Looking at yesterday’s Wall Street Journal editorial article on Indiana’s health care approach, I wondered why no one refers to incentive when assessing alternative legislation.
Indiana offers a Health Savings Account (HSA) option to state employees. Here is how it works: In an account overseen by the employee, the state deposits $2750 for health care bills and pays the premium for the account. Any money not used for health care belongs to the HSA participant. If the entire account is used for health expenses, then the state will share additional health costs. Maximum out-of-pocket is $8,000. Increasingly popular, the HSA had a 70 percent sign-up this year.
Indiana’s incentives had these results:
1. People were more likely to use generic drugs.
2. People visited physicians and emergency rooms 67 percent less frequently than those with traditional health care plans.
3. Overall, it appeared that while participants sought necessary procedures and doctor visits, they also thought more about cost.
4. Unused funds averaged $2,000 per employee.
5. There is no evidence that appropriate health care is being sacrificed.

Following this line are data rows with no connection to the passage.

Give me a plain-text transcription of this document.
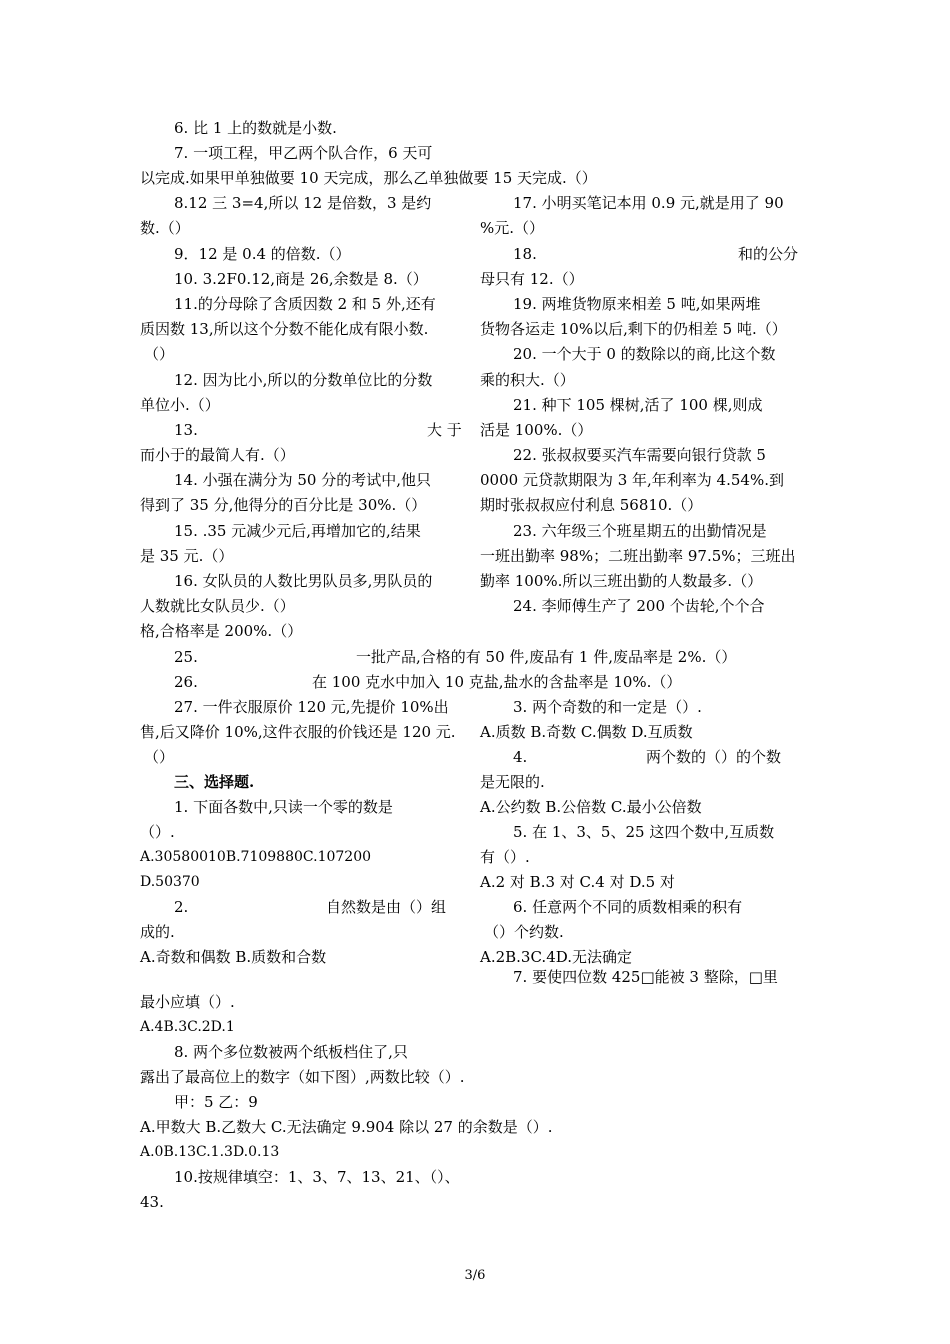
6. 比 1 上的数就是小数.
7. 一项工程，甲乙两个队合作，6 天可
以完成.如果甲单独做要 10 天完成，那么乙单独做要 15 天完成.（）
8.12 三 3=4,所以 12 是倍数，3 是约
数.（）
9．12 是 0.4 的倍数.（）
10. 3.2F0.12,商是 26,余数是 8.（）
11.的分母除了含质因数 2 和 5 外,还有
质因数 13,所以这个分数不能化成有限小数.
（）
12. 因为比小,所以的分数单位比的分数
单位小.（）
13.	大 于
而小于的最简人有.（）
14. 小强在满分为 50 分的考试中,他只
得到了 35 分,他得分的百分比是 30%.（）
15. .35 元减少元后,再增加它的,结果
是 35 元.（）
16. 女队员的人数比男队员多,男队员的
人数就比女队员少.（）
格,合格率是 200%.（）
25.	一批产品,合格的有 50 件,废品有 1 件,废品率是 2%.（）
26.	在 100 克水中加入 10 克盐,盐水的含盐率是 10%.（）
27. 一件衣服原价 120 元,先提价 10%出
售,后又降价 10%,这件衣服的价钱还是 120 元.
（）
三、选择题.
1. 下面各数中,只读一个零的数是
（）.
A.30580010B.7109880C.107200
D.50370
2.	自然数是由（）组
成的.
A.奇数和偶数 B.质数和合数
最小应填（）.
A.4B.3C.2D.1
8. 两个多位数被两个纸板档住了,只
露出了最高位上的数字（如下图）,两数比较（）.
甲：5 乙：9
A.甲数大 B.乙数大 C.无法确定 9.904 除以 27 的余数是（）.
A.0B.13C.1.3D.0.13
10.按规律填空：1、3、7、13、21、（）、
43.
17. 小明买笔记本用 0.9 元,就是用了 90
%元.（）
18.	和的公分
母只有 12.（）
19. 两堆货物原来相差 5 吨,如果两堆
货物各运走 10%以后,剩下的仍相差 5 吨.（）
20. 一个大于 0 的数除以的商,比这个数
乘的积大.（）
21. 种下 105 棵树,活了 100 棵,则成
活是 100%.（）
22. 张叔叔要买汽车需要向银行贷款 5
0000 元贷款期限为 3 年,年利率为 4.54%.到
期时张叔叔应付利息 56810.（）
23. 六年级三个班星期五的出勤情况是
一班出勤率 98%；二班出勤率 97.5%；三班出
勤率 100%.所以三班出勤的人数最多.（）
24. 李师傅生产了 200 个齿轮,个个合
3. 两个奇数的和一定是（）.
A.质数 B.奇数 C.偶数 D.互质数
4.	两个数的（）的个数
是无限的.
A.公约数 B.公倍数 C.最小公倍数
5. 在 1、3、5、25 这四个数中,互质数
有（）.
A.2 对 B.3 对 C.4 对 D.5 对
6. 任意两个不同的质数相乘的积有
（）个约数.
A.2B.3C.4D.无法确定
7. 要使四位数 425□能被 3 整除，□里
3/6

Looking at Congressional proposals, I hope that someone will identify the incentives. By recognizing the impact of incentives, we can all decide whether we approve of how new legislation encourages us to act.
The Economic Life
At the heart of economics, incentives shape our behavior. On the demand side of markets, buyers have the incentive to spend less. On the supply side, producers have the incentive to charge more. New laws will shape the behavior of buyers and sellers through the incentives they create.